コブシの葉っぱの芽がでてきた棒杭 | 高橋正朝 #200
私が、鹿島東小学校の3年生のときである。 5月か6月のころ、隣家に板倉さん一家が引っ越してきた。
名前は忘れたが、〘 チーちゃん 〙と呼ばれていた、私より3〜4歳上の娘さんとご両親の3人家族だった。
引っ越してきたのはその3人だったが、〘 チーちゃん 〙より4〜5歳上のお兄さんがいて、すでに社会人になって大夕張をでていたので、明石町番外地のその家には同居しなかった。
板倉さんが引っ越してきて、2〜3週間してから、家の前の畑の周りに棒杭を打ち、鉄線を張った。 野犬対策である。
その作業を、ヒマな私は眺めていた。
その杭の太さは、5〜6センチぐらいだった。
1カ月ぐらいしたら、棒杭から木の芽がでてきた。 打ち込んだ棒杭は10本ぐらいだったが、木の芽がでてきたのは1本だけだった。

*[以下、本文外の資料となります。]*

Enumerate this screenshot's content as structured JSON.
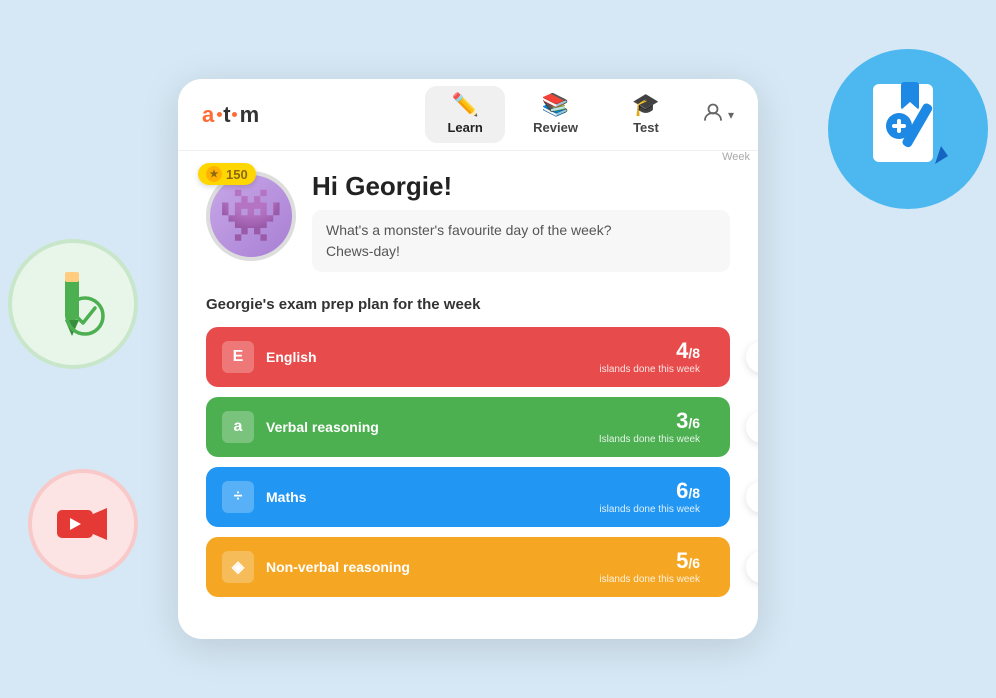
{
  "app": {
    "logo": "Atom",
    "logo_parts": [
      "A",
      "t",
      "o",
      "m"
    ]
  },
  "nav": {
    "tabs": [
      {
        "id": "learn",
        "label": "Learn",
        "icon": "✏️",
        "active": true
      },
      {
        "id": "review",
        "label": "Review",
        "icon": "📚",
        "active": false
      },
      {
        "id": "test",
        "label": "Test",
        "icon": "🎓",
        "active": false
      }
    ],
    "user_icon": "👤",
    "chevron": "▾"
  },
  "hero": {
    "coin_value": "150",
    "greeting": "Hi Georgie!",
    "joke_line1": "What's a monster's favourite day of the week?",
    "joke_line2": "Chews-day!",
    "week_plan_label": "Georgie's exam prep plan for the week"
  },
  "subjects": [
    {
      "id": "english",
      "name": "English",
      "icon": "E",
      "done": "4",
      "total": "8",
      "label": "islands done this week",
      "color_class": "card-english"
    },
    {
      "id": "verbal",
      "name": "Verbal reasoning",
      "icon": "a",
      "done": "3",
      "total": "6",
      "label": "Islands done this week",
      "color_class": "card-verbal"
    },
    {
      "id": "maths",
      "name": "Maths",
      "icon": "÷",
      "done": "6",
      "total": "8",
      "label": "islands done this week",
      "color_class": "card-maths"
    },
    {
      "id": "nonverbal",
      "name": "Non-verbal reasoning",
      "icon": "◈",
      "done": "5",
      "total": "6",
      "label": "islands done this week",
      "color_class": "card-nonverbal"
    }
  ],
  "week_label": "Week",
  "decorations": {
    "notebook_label": "notebook",
    "pencil_check_label": "pencil-check",
    "video_label": "video-camera"
  }
}
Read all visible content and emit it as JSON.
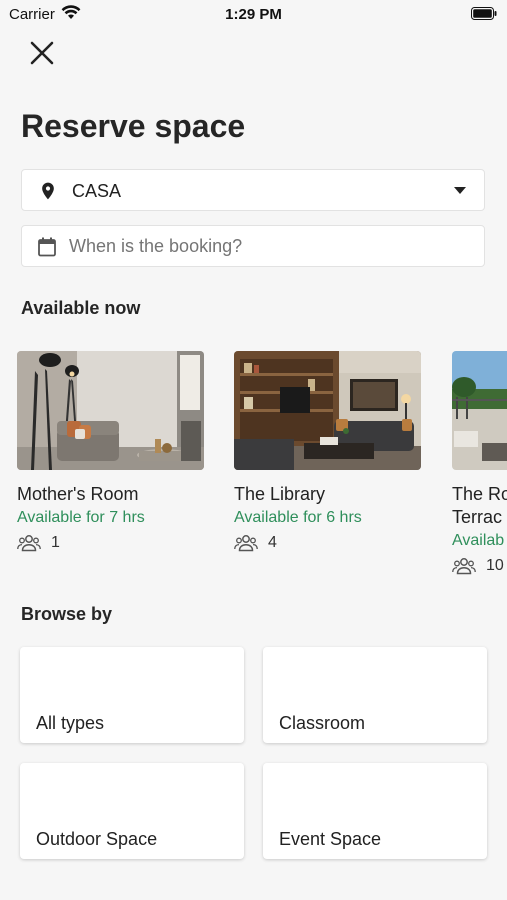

そのころ、〘 挿し木 〙や〘 植林 〙という言葉はすでに知ってはいた。 その言葉を知ったのは、マンガ雑誌に載っていた記事からだった。 けっして、学校の教科書からではなかった。
それらの記事のなかに、こういうのがあった。 雑誌が違って読んだ時期も違うが、だいたい、同じ内容だった。
〘 桃栗三年柿八年 〙
皆さんご存知のとおり、何ごとも成すには年月がかかることの比喩だ。
そのフレーズの説明に、どういうわけか、桃や栗の実が成る年月のことより、柿の実が成ることの説明が必ずあった。
柿の実が成るのは、タネを植えてから八年かかるのではなく、すでにある柿の木に挿し木をし、それから八年後に実が成る、という説明がなされていた。
柿という実体は、本当にそうなのかどうかは、少年のころから今に至るまで知らない。
板倉さんチのオジさんが打った杭からでてきた芽が少しずつ成長してきた。
その成長してきた芽をむしり取るというような無粋なことは誰もしない。
その芽は成長し、やがて葉っぱになり、さらに成長していった。
その葉っぱは、コブシだった。 白い花が咲く、あのコブシだった。
板倉チのオジさんが打った杭の1本は、挿し木と同様な現象を引き起こしたようだった。
1本の棒杭だけが生命体としての機能を維持したわけだが、他の10本前後の棒杭はそうはならなかった。
偶然に生命体を維持したのは、その棒杭ではおよそ10パーセントの確率だ ••••••。生命の神秘な〜んちゃってネ ••••••。
(2024年6月8日 記)
(筆者略歴)
昭和23年11月に明石町生まれ。鹿島東小学校から鹿島中学校に進み、夕張工業高校の1年の3学期に札幌に一家で転住。以後、仕事の関係で海外で長く生活。現在は、タイ、バンコクで暮らす。
メール宛先:taka-jp@outlook.com (メール宛先変更になりました)
棒杭(ぼうくい)・・・これも今は自分の身の周りではあまりみかけなくなった。
木の棒のことを「ぼっこ」と言っていた。これも北海道の言葉らしい。
「ぼっこを引っこ抜く」
「ぼっこでちゃんばらごっこ」
・・・・
どういうわけか、大夕張の畑や空き地などで、時面に刺さっている棒杭をよく見かけた。
走って遊んでいると、よく足をひっかけたのも、これである。
弟などは啓心寮のテニスコートで遊んでいて、これに足をひっかけて大けがをした。
「ひこばえ」・・・こどものころ、これも山に入ると開墾した畑などで、切り株からはえている新しい木の芽をよく見かけた。これを使ってどうこうして遊ぶというのではなく、山の風景の一つとして記憶にあるという程度だった。
俳句の季語にもあるという言葉らしいが、実は「ひこばえ」という言葉を知ったのは、大夕張を出てずっと後だった。
広報通信紙のタイトルとして『ひこばえ』が使用されていて、最初はどんな意味かわからなかった。
恥ずかしい話、そんな「蠅(はえ)」なんているのだろうか、そもそもそんな名前を広報のタイトルにつけるとはどういうことだ、と思った程である。
意味としては、伐った木の切り株などの根元から新たに生える芽のことを「ひこばえ」と呼び、語源としては、孫が生まれる=孫生(ひこばえ)という意味があったという。
件の広報紙としては、『新しい息吹』『次の世代を担う新しい命』それを象徴するものとして、そのタイトルが選ばれたということだった。
木が元気なうちは、剪定の対象ともなるようであるが、「ひこばえ」は、森が永続的に維持更新されていくために大切なものである。
子どもの時に見聞きしたものに、のちに意味を知るという経験は、誰でもおそらくあると思うが、これもその一つだった。